From these results, it became clear that the degree of battery sealing can be measured by the method of increasing the battery internal pressure by high rate charging. It is possible to determine the degree of sealing of the battery by high-rate charging because high-rate charging raises the battery temperature due to the electrode reaction and gas generation inside the battery, which increases the battery internal pressure. This is because it is possible to accelerate the electrolyte leakage or creeping phenomenon that occurs when the degree of battery sealing is poor.

[Other Matters] In Examples 1 to 3 above, the operation of pressurizing or depressurizing the inside or outside of the battery was performed only once. However, the method of alternately pressurizing and depressurizing the battery in the sealed container was repeated. Can also be
With such a method, the creeping phenomenon and the liquid leakage phenomenon can be further strongly promoted, so that the degree of battery sealing can be determined more quickly and reliably.

In the above-described Example 2 (external battery pressure reduction method) and Example 3 (internal battery pressure method), the method of visually observing liquid leakage and creeping was used. By combining a device that automatically detects the gas inside the battery, it is possible to completely automate the determination of the degree of battery sealing. The electrolytic solution can be automatically detected by, for example, disposing a PH sensor in the vicinity of the battery, and the leaked battery internal gas can be automatically detected by, for example, attaching a hydrogen sensor or an oxygen sensor to a closed container.

Although the cylinders are used for pressurization or depressurization in the closed container in the above-mentioned Examples 1 and 2, the present invention is not limited to this, and any pressurization or depressurization means may be used.

[0025]

As described above, according to the method of the present invention, the liquid leakage of the battery can be accelerated and the degree of sealing of the battery can be determined quickly, reliably and simply. Therefore, the battery determined to have a good degree of sealing by the method of the present invention does not cause trouble such as liquid leakage inside the electronic device or the like, and thus the reliability of the sealed battery can be improved. That is, the practical value of the method of the present invention is extremely high.

[Brief description of drawings]

FIG. 1 is a conceptual schematic diagram showing an example of an apparatus for carrying out the method of the present invention.

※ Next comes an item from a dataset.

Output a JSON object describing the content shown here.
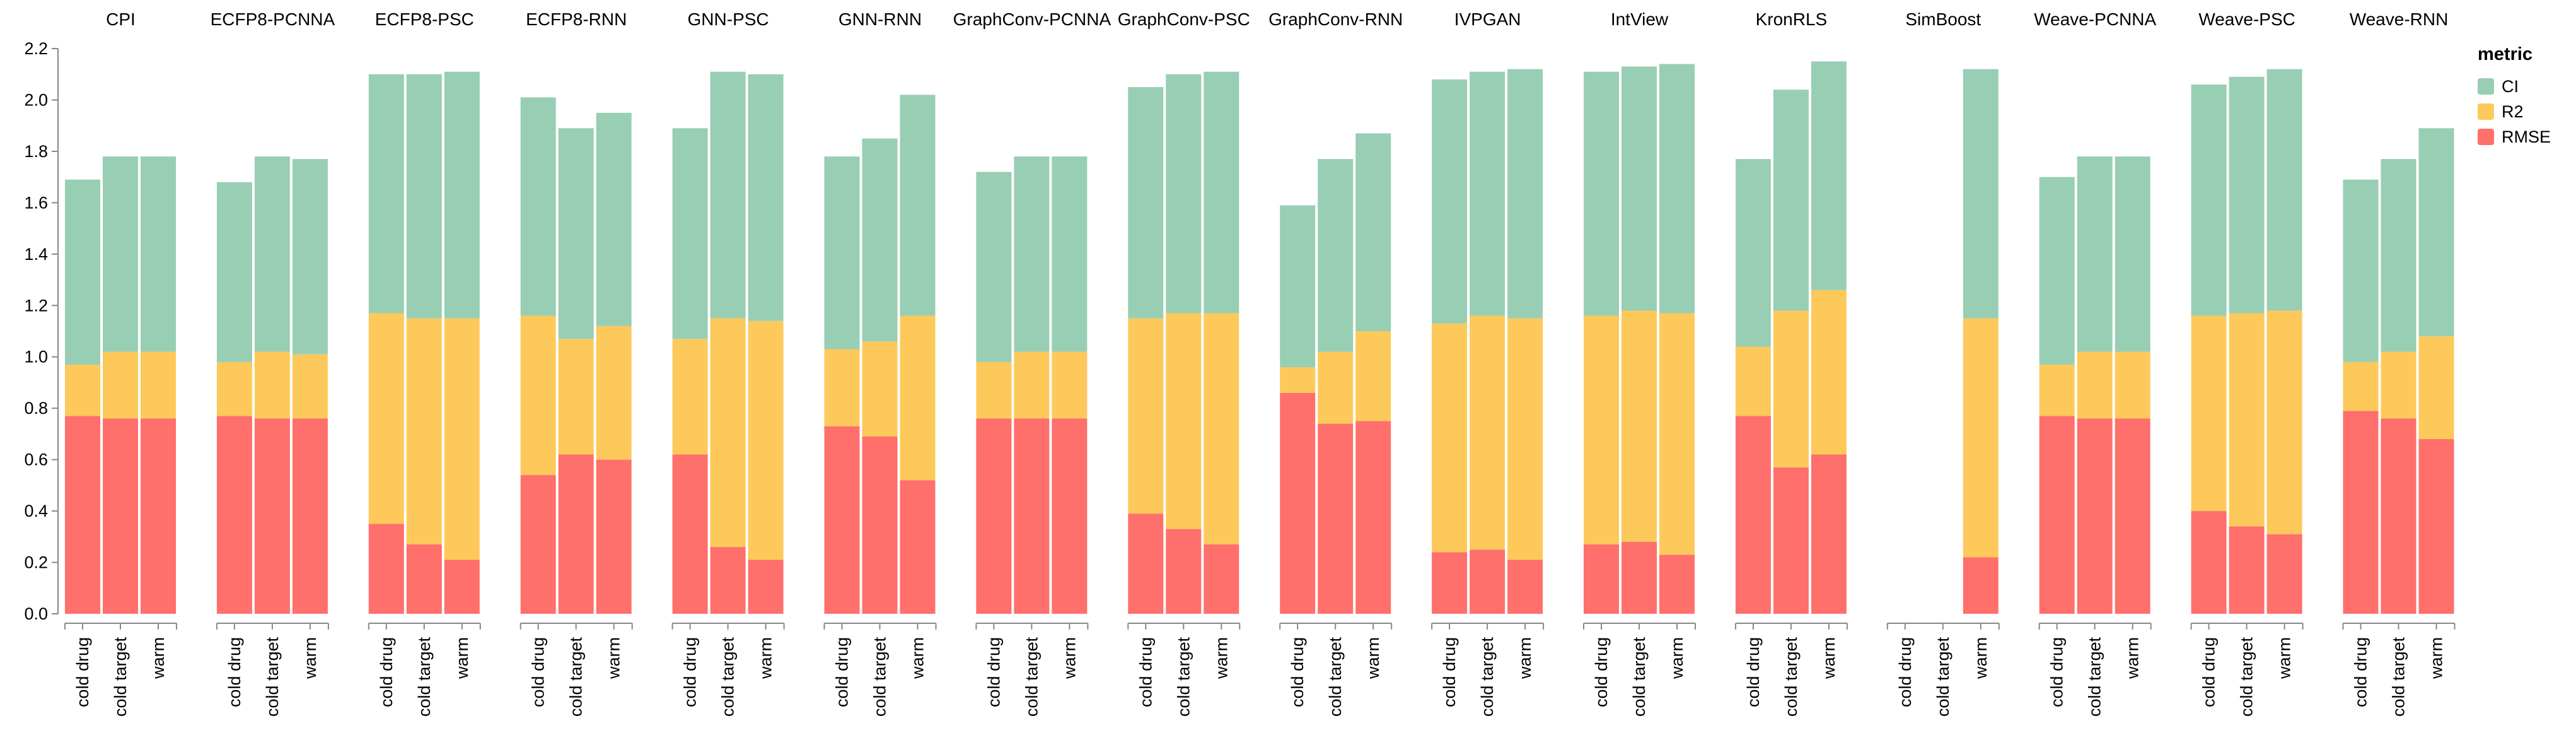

FIG. 2 is a perspective view showing an outline of a sealed nickel-cadmium battery which is an object of determination of a battery sealing degree.

[Explanation of symbols]

 1 Closed container body 2 Closed battery 3 Cylinder 4 Pressure gauge 5 Open / close valve

Claims (4)

[Claims] 1. A sealed battery comprising a liquid leakage accelerating step of accelerating liquid leakage and / or creeping by causing a pressure difference between an internal gas pressure and an external gas pressure of the sealed battery. How to determine the degree of sealing. 2. A hermetically sealed battery is placed in a hermetically sealed container, the inside of the container is depressurized, and the battery is allowed to stand for a predetermined time with a difference in internal gas pressure and external gas pressure of the hermetically sealed battery. The method for determining the degree of sealing of a sealed battery, comprising: a liquid leakage acceleration step of accelerating liquid leakage and / or creeping. 3. A sealed type having a liquid leakage accelerating step of accelerating liquid leakage and / or creeping by charging the sealed type battery with a prescribed current for a prescribed time and increasing the gas pressure inside the battery. Battery sealing degree determination method. 4. The hermetically sealed battery is placed in a hermetically sealed container, the container is pressurized to a predetermined pressure to make a difference between the internal gas pressure of the battery and the external gas pressure, and after a predetermined time has passed in this state, the hermetically sealed container is sealed. A battery sealing degree determination method for determining the sealing degree of a sealed battery by measuring the degree of pressure decrease in a container.